I wanted to ask this very question, to see how many companies were actually practicing TDD.
In the 11 years I've been programming professionally only the last two organisations were even aware of TDD (that spans almost 5 years mind, before which time TDD wasn't as popular as it is today). I'll cut to the chase and answer your question before digressing into my sales pitch for TDD :)
At the last company I worked for (online academic publisher of humanities and science collections), we knew we needed to practice TDD but we never quite got there. In our defence we had a 250k code base, so adding tests to an untestable code base of that size felt insurmountable (I feel guilty typing that now!). Even the best of us make mistakes.
Anyone who's done even a small amount of TDD knows how painful retrofitting tests to brown field untestable code can be ... The primary causes are implicit dependencies (you can't pull all the levers to assert results from code - you can't mock scenarios) and violation of the single responsibility principle (tests are complicated, contrived, require too much setup and are hard to understand).
We temporarily grew our QA team (from one, maybe two people to half a dozen or more) to test the platform before any release. It was hugely expensive time wise and financially, some releases would take three months to complete 'testing'. Even then we knew we were shipping with issues, they just weren't 'blockers' or 'critical', just 'high-priority'.
If you've a years commercial experience you'll appreciate that every company asserts critical tasks, and then invents a higher priority level above that, and most likely one above that too - especially when someone from above is pushing a feature/bug fix. I digress ...
I'm happy to report I'm practicing TDD in my current company (telecommunications, web and mobile app development house), coupled with Jenkins CI to give other static analysis reports (code coverage being the most useful after asserting the test suite passes). The projects I've used TDD on are a payment system and grid computing system.
The sales pitch ...
It can often be an uphill struggle justifying automated testing to non-technical team members. Writing tests does add more work to the development process but ... the time you invest in testing now, you'll save in maintenance effort later. You're really just borrowing time. The longer the product is in use, the greater saving you'll make - and it'll help you avoid the big rewrite.
Test first means you're coding your intent first, and then confirming your code fulfills that intent. This provides focus and distills your code to do only what is intended and no more (read no bloat). It's an executable specification and documentation at the same time (if your test is well written, and tests should be as readable/clean as your system code, if not more!).

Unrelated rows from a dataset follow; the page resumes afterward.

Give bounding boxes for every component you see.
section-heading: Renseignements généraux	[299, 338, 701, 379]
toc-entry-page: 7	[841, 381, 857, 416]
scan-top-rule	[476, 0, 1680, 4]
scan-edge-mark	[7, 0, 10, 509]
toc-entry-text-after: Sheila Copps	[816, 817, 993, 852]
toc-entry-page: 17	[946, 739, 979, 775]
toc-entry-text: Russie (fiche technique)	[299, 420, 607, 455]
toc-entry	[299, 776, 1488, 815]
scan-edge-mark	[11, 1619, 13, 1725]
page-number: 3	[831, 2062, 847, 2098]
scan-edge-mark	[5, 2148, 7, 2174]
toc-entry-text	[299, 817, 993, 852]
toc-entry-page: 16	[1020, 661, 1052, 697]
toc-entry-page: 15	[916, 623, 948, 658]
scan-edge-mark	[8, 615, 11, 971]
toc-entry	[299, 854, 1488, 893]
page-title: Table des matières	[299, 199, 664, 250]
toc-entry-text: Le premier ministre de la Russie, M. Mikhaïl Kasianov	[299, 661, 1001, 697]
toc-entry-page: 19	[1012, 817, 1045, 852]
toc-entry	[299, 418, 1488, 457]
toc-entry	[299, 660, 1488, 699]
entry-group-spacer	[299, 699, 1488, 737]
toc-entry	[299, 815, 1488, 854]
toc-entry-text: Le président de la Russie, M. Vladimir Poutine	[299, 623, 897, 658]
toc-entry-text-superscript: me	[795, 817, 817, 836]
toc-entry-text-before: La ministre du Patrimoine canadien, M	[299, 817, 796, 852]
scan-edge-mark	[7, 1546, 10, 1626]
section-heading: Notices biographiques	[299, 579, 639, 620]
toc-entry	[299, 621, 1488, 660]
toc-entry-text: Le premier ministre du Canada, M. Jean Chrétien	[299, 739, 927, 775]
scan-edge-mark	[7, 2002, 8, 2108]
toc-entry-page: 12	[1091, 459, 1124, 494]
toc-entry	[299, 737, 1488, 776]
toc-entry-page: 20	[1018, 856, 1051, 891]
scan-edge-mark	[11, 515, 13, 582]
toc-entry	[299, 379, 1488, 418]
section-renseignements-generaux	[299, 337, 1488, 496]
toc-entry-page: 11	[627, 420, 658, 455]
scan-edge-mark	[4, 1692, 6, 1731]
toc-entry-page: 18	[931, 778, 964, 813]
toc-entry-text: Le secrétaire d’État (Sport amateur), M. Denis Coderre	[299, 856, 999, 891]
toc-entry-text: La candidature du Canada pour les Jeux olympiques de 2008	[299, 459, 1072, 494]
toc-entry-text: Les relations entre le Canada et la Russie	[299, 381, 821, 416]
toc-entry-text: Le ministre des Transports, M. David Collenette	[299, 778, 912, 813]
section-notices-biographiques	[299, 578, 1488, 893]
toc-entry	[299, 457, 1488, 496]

Non-programmers will (often) not have this insight and so TDD doesn't hold much value for them, and is seen as disposable shortcut to an earlier release date.
Programming is our domain, and in my mind this makes it our responsibility, as professionals, to advise on best practice like TDD. Not for project managers to decide if it's done to reduce development time, it's out of their jurisdiction. In the same way they don't tell you what framework, caching solution or search algorithm to use, they shouldn't tell you if you should be employing automated testing.
In my opinion the software development industry (on the whole) is broken at present, the fact that having tests for your software is NOT the norm.
Picture this in other industries: medical, aviation, automobile, cosmetics, soft toys, alcoholic beverages etc. I asked my fiancee to name an industry where they don't test the product and she couldn't!
Perhaps it's unfair to say no testing occurs because it does ... but in companies without automated testing, it's very manual/human (read clunky and often error prone) process.
One point I would contend in your question ...
They usually wanted development started immediately, or after a short design stint. More akin to Agile.
Being "Agile" doesn't prescribe proceeding without tests, the first member listed on agilemanifesto.org is Kent Beck, the creator of XP and TDD!
Two books I would highly recommend if you're interested in TDD, or just haven't read them and are a keen programmer (that's everyone reading this right? ;)
Growing Objected Oriented Software Guided by Tests
Clean Code - Robert C Martin ("Uncle Bob") Series
These two books compliment one another and condense a lot of sense into few pages.